Question

Solve each equation. $$ 4 e^{x+1}=5 $$

Short answer

x = \( \text{ln}\bigg(\frac{5}{4}\bigg) - 1 \)

Step-by-step solution

Isolate the exponential term

Start by isolating the exponential term on one side of the equation. Divide both sides by 4 to get: \[ e^{x+1} = \frac{5}{4} \]

Apply the natural logarithm

Take the natural logarithm (\( \text{ln}() \)) of both sides to remove the exponent. This will give: \[ \text{ln}(e^{x+1}) = \text{ln}\bigg(\frac{5}{4}\bigg) \]

Simplify using logarithmic properties

Use the property \( \text{ln}(e^y) = y \) to simplify the left side of the equation: \[ x+1 = \text{ln}\bigg(\frac{5}{4}\bigg) \]

Solve for x

Subtract 1 from both sides to isolate \( x \): \[ x = \text{ln}\bigg(\frac{5}{4}\bigg) - 1 \]

Key concepts

exponential functions

Exponential functions are mathematical expressions where a constant base is raised to a variable exponent. The general form is \(a^x\), where 'a' is the base and 'x' is the exponent. These functions are pivotal because they grow very quickly.
For example, in the equation \(4e^{x+1} = 5\), \(e\) (approximately 2.718) is the base and \(x+1\) is the exponent. Exponential functions are commonly found in problems involving growth and decay.
Some properties include:

• The value of an exponential function never reaches zero.
• It is always positive.
• Exponential growth means the function doubles at a consistent rate.

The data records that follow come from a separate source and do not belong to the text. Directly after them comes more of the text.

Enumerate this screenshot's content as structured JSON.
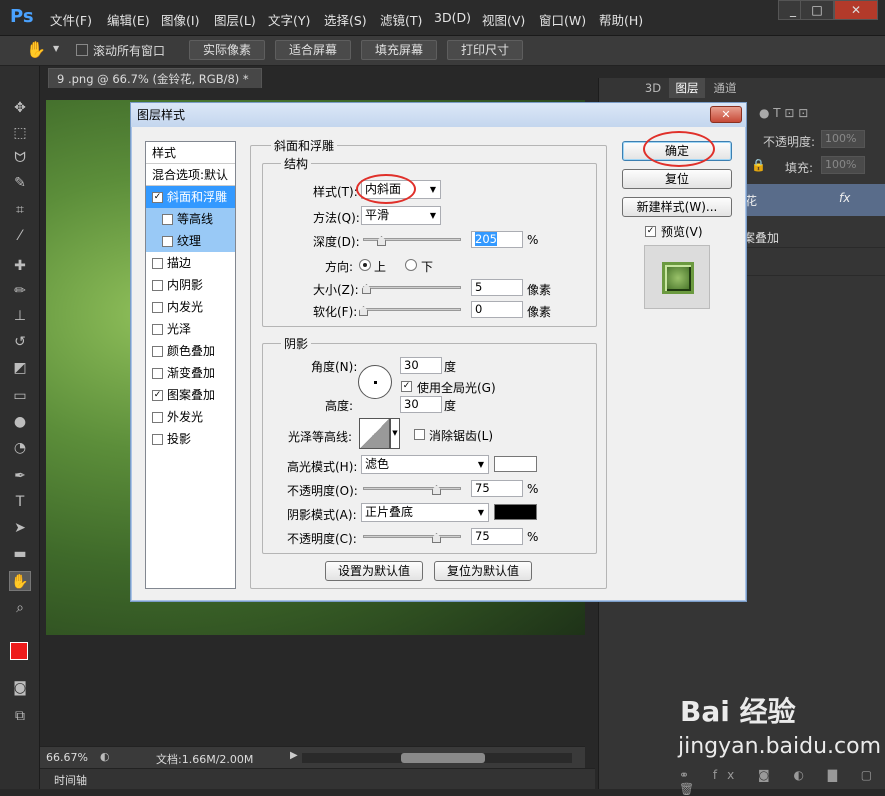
{
  "app": {
    "logo": "Ps",
    "menu": [
      "文件(F)",
      "编辑(E)",
      "图像(I)",
      "图层(L)",
      "文字(Y)",
      "选择(S)",
      "滤镜(T)",
      "3D(D)",
      "视图(V)",
      "窗口(W)",
      "帮助(H)"
    ],
    "window_controls": [
      "_",
      "□",
      "✕"
    ]
  },
  "options_bar": {
    "scroll_all_label": "滚动所有窗口",
    "buttons": [
      "实际像素",
      "适合屏幕",
      "填充屏幕",
      "打印尺寸"
    ]
  },
  "document": {
    "tab_title": "9 .png @ 66.7% (金铃花, RGB/8) *",
    "zoom": "66.67%",
    "doc_size": "文档:1.66M/2.00M",
    "timeline_label": "时间轴"
  },
  "right_panel": {
    "tabs": [
      "3D",
      "图层",
      "通道"
    ],
    "opacity_label": "不透明度:",
    "opacity_value": "100%",
    "fill_label": "填充:",
    "fill_value": "100%",
    "layer_fx": "fx",
    "layer_effect_partial": "案叠加",
    "layer_name_partial": "花"
  },
  "watermark": {
    "brand": "Bai 经验",
    "url": "jingyan.baidu.com"
  },
  "dialog": {
    "title": "图层样式",
    "close": "✕",
    "styles_header": "样式",
    "blend_options": "混合选项:默认",
    "style_items": [
      {
        "label": "斜面和浮雕",
        "checked": true
      },
      {
        "label": "等高线",
        "checked": false
      },
      {
        "label": "纹理",
        "checked": false
      },
      {
        "label": "描边",
        "checked": false
      },
      {
        "label": "内阴影",
        "checked": false
      },
      {
        "label": "内发光",
        "checked": false
      },
      {
        "label": "光泽",
        "checked": false
      },
      {
        "label": "颜色叠加",
        "checked": false
      },
      {
        "label": "渐变叠加",
        "checked": false
      },
      {
        "label": "图案叠加",
        "checked": true
      },
      {
        "label": "外发光",
        "checked": false
      },
      {
        "label": "投影",
        "checked": false
      }
    ],
    "bevel_group": "斜面和浮雕",
    "structure": {
      "group": "结构",
      "style_label": "样式(T):",
      "style_value": "内斜面",
      "technique_label": "方法(Q):",
      "technique_value": "平滑",
      "depth_label": "深度(D):",
      "depth_value": "205",
      "depth_unit": "%",
      "direction_label": "方向:",
      "direction_up": "上",
      "direction_down": "下",
      "size_label": "大小(Z):",
      "size_value": "5",
      "size_unit": "像素",
      "soften_label": "软化(F):",
      "soften_value": "0",
      "soften_unit": "像素"
    },
    "shading": {
      "group": "阴影",
      "angle_label": "角度(N):",
      "angle_value": "30",
      "angle_unit": "度",
      "global_light": "使用全局光(G)",
      "altitude_label": "高度:",
      "altitude_value": "30",
      "altitude_unit": "度",
      "gloss_label": "光泽等高线:",
      "anti_alias": "消除锯齿(L)",
      "highlight_mode_label": "高光模式(H):",
      "highlight_mode_value": "滤色",
      "highlight_color": "#ffffff",
      "highlight_opacity_label": "不透明度(O):",
      "highlight_opacity_value": "75",
      "shadow_mode_label": "阴影模式(A):",
      "shadow_mode_value": "正片叠底",
      "shadow_color": "#000000",
      "shadow_opacity_label": "不透明度(C):",
      "shadow_opacity_value": "75",
      "percent": "%"
    },
    "make_default": "设置为默认值",
    "reset_default": "复位为默认值",
    "ok": "确定",
    "reset": "复位",
    "new_style": "新建样式(W)...",
    "preview_label": "预览(V)"
  }
}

The steps to solve our example involve isolating the exponential part first because it lets us manipulate the equation using logarithms, which are the natural counterparts of exponents.

natural logarithm

The natural logarithm, denoted as \( \text{ln}() \), is a logarithm with base 'e'. It's an inverse operation to exponentiation with base 'e'. Applying \( \text{ln}() \) to both sides of an equation helps to 'undo' the exponentiation.
For instance, in the equation \[ e^{x+1} = \frac{5}{4} \], we apply \( \text{ln}() \) to both sides to get \[ \text{ln}(e^{x+1}) = \text{ln}\bigg( \frac{5}{4} \bigg) \].
This operation simplifies the problem efficiently.
Natural logarithms have several notable properties:

• \( \text{ln}(1) = 0 \)
• \( \text{ln}(e) = 1 \)
• \( \text{ln}(a \times b) = \text{ln}(a) + \text{ln}(b) \)
• \( \text{ln}(a^b) = b \times \text{ln}(a) \)
• They are the inverse of exponentiation: \( \text{ln}(e^x) = x \)

In our case, applying \( \text{ln} \) let us remove the exponent so that solving for \(x\) becomes straightforward.

logarithmic properties

Logarithmic properties are essential tools for solving exponential equations. They help transform multiplicative relationships into additive ones, making equations easier to handle.
Key properties include:

• \( \text{ln}(a \times b) = \text{ln}(a) + \text{ln}(b) \)
• \( \text{ln}( \frac{a}{b} ) = \text{ln}(a) - \text{ln}(b) \)
• \( \text{ln}(a^b) = b \times \text{ln}(a) \)
• Inverse property: \( \text{ln}(e^x) = x \)

In our example, the property \( \text{ln}(e^y) = y \) was critical. We applied it to simplify \( \text{ln}(e^{x+1}) \) to \( x + 1 \). This property essentially undoes the exponentiation, allowing us to solve for the variable \( x \) more easily.
By knowing how and when to apply these properties, solving exponential equations becomes a manageable task.